Смеляков неторопливо вышел из будки и пошёл в сторону подозрительной машины.

— Ты далеко? — спросил лейтенант Воронин, стоявший у вторых ворот.

— «Волжанку» вон ту погляжу.

Приблизившись к ней, он увидел: машина не имела никаких вмятин. Значит, не та. Виктор повернулся и пошёл обратно.

Из ворот посольства вышел повар Юкка. Когда Смеляков вернулся к будке, Юкка многозначительно шевельнул бровями, глядя милиционеру в лицо. Виктор хмыкнул и отвернулся.

— Лена! — целовавшийся парень снова появился на противоположной стороне переулка.
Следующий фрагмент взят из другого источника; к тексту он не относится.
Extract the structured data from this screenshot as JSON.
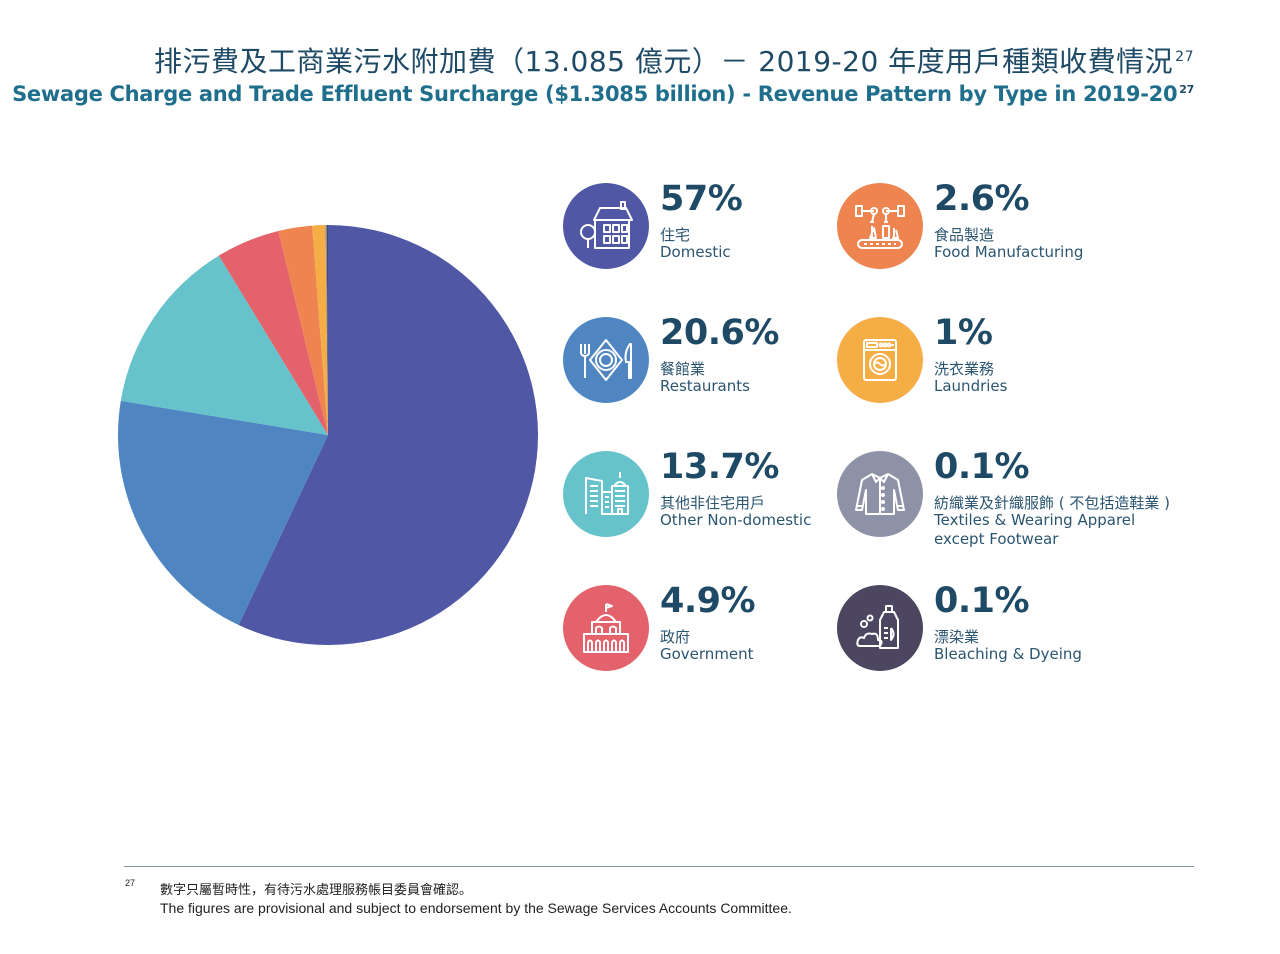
{
  "header": {
    "title_zh": "排污費及工商業污水附加費（13.085 億元）－ 2019-20 年度用戶種類收費情況",
    "title_en": "Sewage Charge and Trade Effluent Surcharge ($1.3085 billion) - Revenue Pattern by Type in 2019-20",
    "footnote_ref": "27"
  },
  "chart_data": {
    "type": "pie",
    "title": "Sewage Charge and Trade Effluent Surcharge ($1.3085 billion) - Revenue Pattern by Type in 2019-20",
    "start_angle": "12 o'clock",
    "direction": "clockwise",
    "unit": "%",
    "slices": [
      {
        "key": "domestic",
        "label_zh": "住宅",
        "label_en": "Domestic",
        "value": 57,
        "display": "57%",
        "color": "#5058a6",
        "icon": "house-icon"
      },
      {
        "key": "restaurants",
        "label_zh": "餐館業",
        "label_en": "Restaurants",
        "value": 20.6,
        "display": "20.6%",
        "color": "#4f86c1",
        "icon": "plate-cutlery-icon"
      },
      {
        "key": "other",
        "label_zh": "其他非住宅用戶",
        "label_en": "Other Non-domestic",
        "value": 13.7,
        "display": "13.7%",
        "color": "#66c2cb",
        "icon": "buildings-icon"
      },
      {
        "key": "government",
        "label_zh": "政府",
        "label_en": "Government",
        "value": 4.9,
        "display": "4.9%",
        "color": "#e3626b",
        "icon": "government-building-icon"
      },
      {
        "key": "food",
        "label_zh": "食品製造",
        "label_en": "Food Manufacturing",
        "value": 2.6,
        "display": "2.6%",
        "color": "#ee844f",
        "icon": "factory-robot-icon"
      },
      {
        "key": "laundries",
        "label_zh": "洗衣業務",
        "label_en": "Laundries",
        "value": 1,
        "display": "1%",
        "color": "#f5ae46",
        "icon": "washing-machine-icon"
      },
      {
        "key": "textiles",
        "label_zh": "紡織業及針織服飾 ( 不包括造鞋業 )",
        "label_en": "Textiles & Wearing Apparel",
        "label_en2": "except Footwear",
        "value": 0.1,
        "display": "0.1%",
        "color": "#8d92a6",
        "icon": "shirt-icon"
      },
      {
        "key": "bleaching",
        "label_zh": "漂染業",
        "label_en": "Bleaching & Dyeing",
        "value": 0.1,
        "display": "0.1%",
        "color": "#4c4661",
        "icon": "detergent-bottle-icon"
      }
    ]
  },
  "footnote": {
    "mark": "27",
    "text_zh": "數字只屬暫時性，有待污水處理服務帳目委員會確認。",
    "text_en": "The figures are provisional and subject to endorsement by the Sewage Services Accounts Committee."
  }
}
Окно открылось сразу, судя по всему, девушка ждала его возвращения.

— Ну иду я, иду уже! — крикнула она и скрылась в окне.

Минут через пять к воротам посольства почти бесшумно, едва шурша новыми покрышками, подъехал чёрный «форд». Молча стоявший Юкка радостно взмахнул руками и нырнул в автомобиль.

«Мерсье, французский журналист. Помню его, помню, — с удовлетворением проговорил мысленно Смеляков. — Он с господином Паасвирти частенько встречается».

Нащупав в кармане плаща блокнот и огрызок карандаша, Виктор попробовал сделать запись, не доставая руки из кармана.

«Надо тренироваться, надо тренироваться. Воронин запросто пишет, не глядя».

Влюблённая парочка из противоположного дома наконец ушла…

Поздно вечером Юкка вернулся. Он что-то громко напевал, довольный собой и проведённым временем. Стоя у распахнутой дверцы «форда», финн смотрел на сидевшего в машине Мерсье. Тот искал что-то в карманах своего пиджака, затем махнул рукой, видимо, отчаявшись найти, и ласково похлопал Юкку по животу.

— Вот черти голубые, разнежились тут, — Смеляков презрительно скорчил лицо.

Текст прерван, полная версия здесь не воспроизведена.